If a sugar, either ribose or 2-deoxyribose, is added to a nitrogen base, the resulting compound is called a nucleoside. Carbon 1 of the sugar is attached to nitrogen 9 of a purine base or to nitrogen 1 of a pyrimidine base. The names of purine nucleosides end in -osine and the names of pyrimidine nucleosides end in -idine. The convention is to number the ring atoms of the base normally and to use l', etc. to distinguish the ring atoms of the sugar. Unless otherwise specificed, the sugar is assumed to be ribose. To indicate that the sugar is 2'-deoxyribose, a d- is placed before the name.

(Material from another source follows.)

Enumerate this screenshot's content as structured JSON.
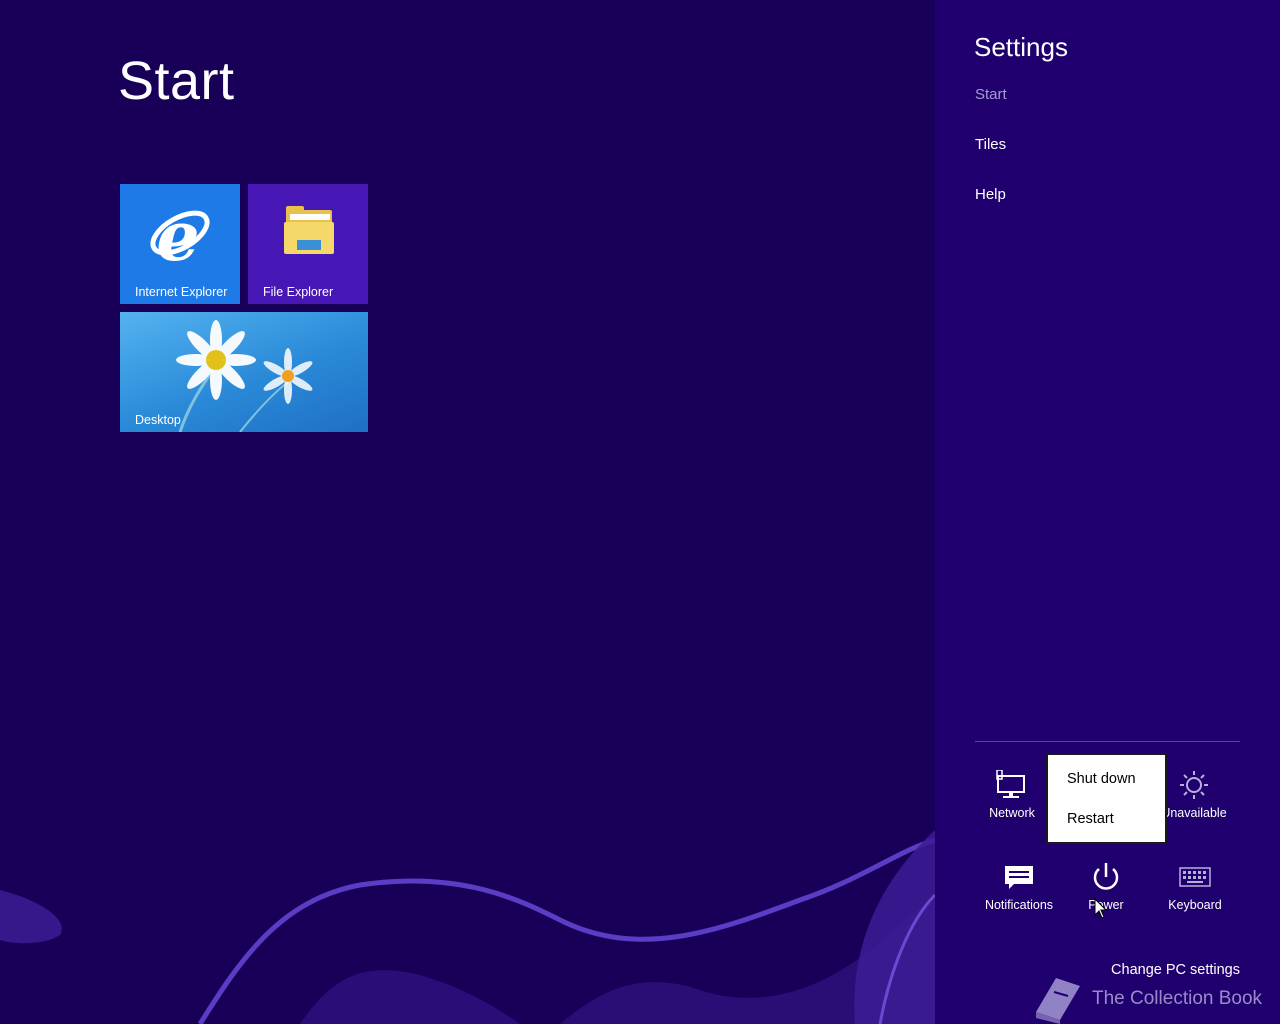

Adding one or more phosphates to the sugar portion of a nucleoside results in a nucleotide. Generally, the phosphate is in ester linkage to carbon 5' of the sugar. If more than one phosphate is present, they are generally in acid anhydride linkages to each other. If such is the case, no position designation in the name is required. If the phosphate is in any other position, however, the position must be designated. For example, 3'-5' cAMP indicates that a phosphate is in ester linkage to both the 3' and 5' hydroxyl groups of an adenosine molecule and forms a cyclic structure. 2'-GMP would indicate that a phosphate is in ester linkage to the 2' hydroxyl group of a guanosine. Some representative names are:
Nucleotides are joined together by 3'-5' phosphodiester bonds to form polynucleotides. Polymerization of ribonucleotides will produce an RNA while polymerization of deoxyribonucleotides leads to DNA.
Hydrolysis of Polynucleotides
Most, but not all, nucleic acids in the cell are associated with protein. Dietary nucleoprotein is degraded by pancreatic enzymes and tissue nucleoprotein by lysosomal enzymes. After dissociation of the protein and nucleic acid, the protein is metabolized like any other protein.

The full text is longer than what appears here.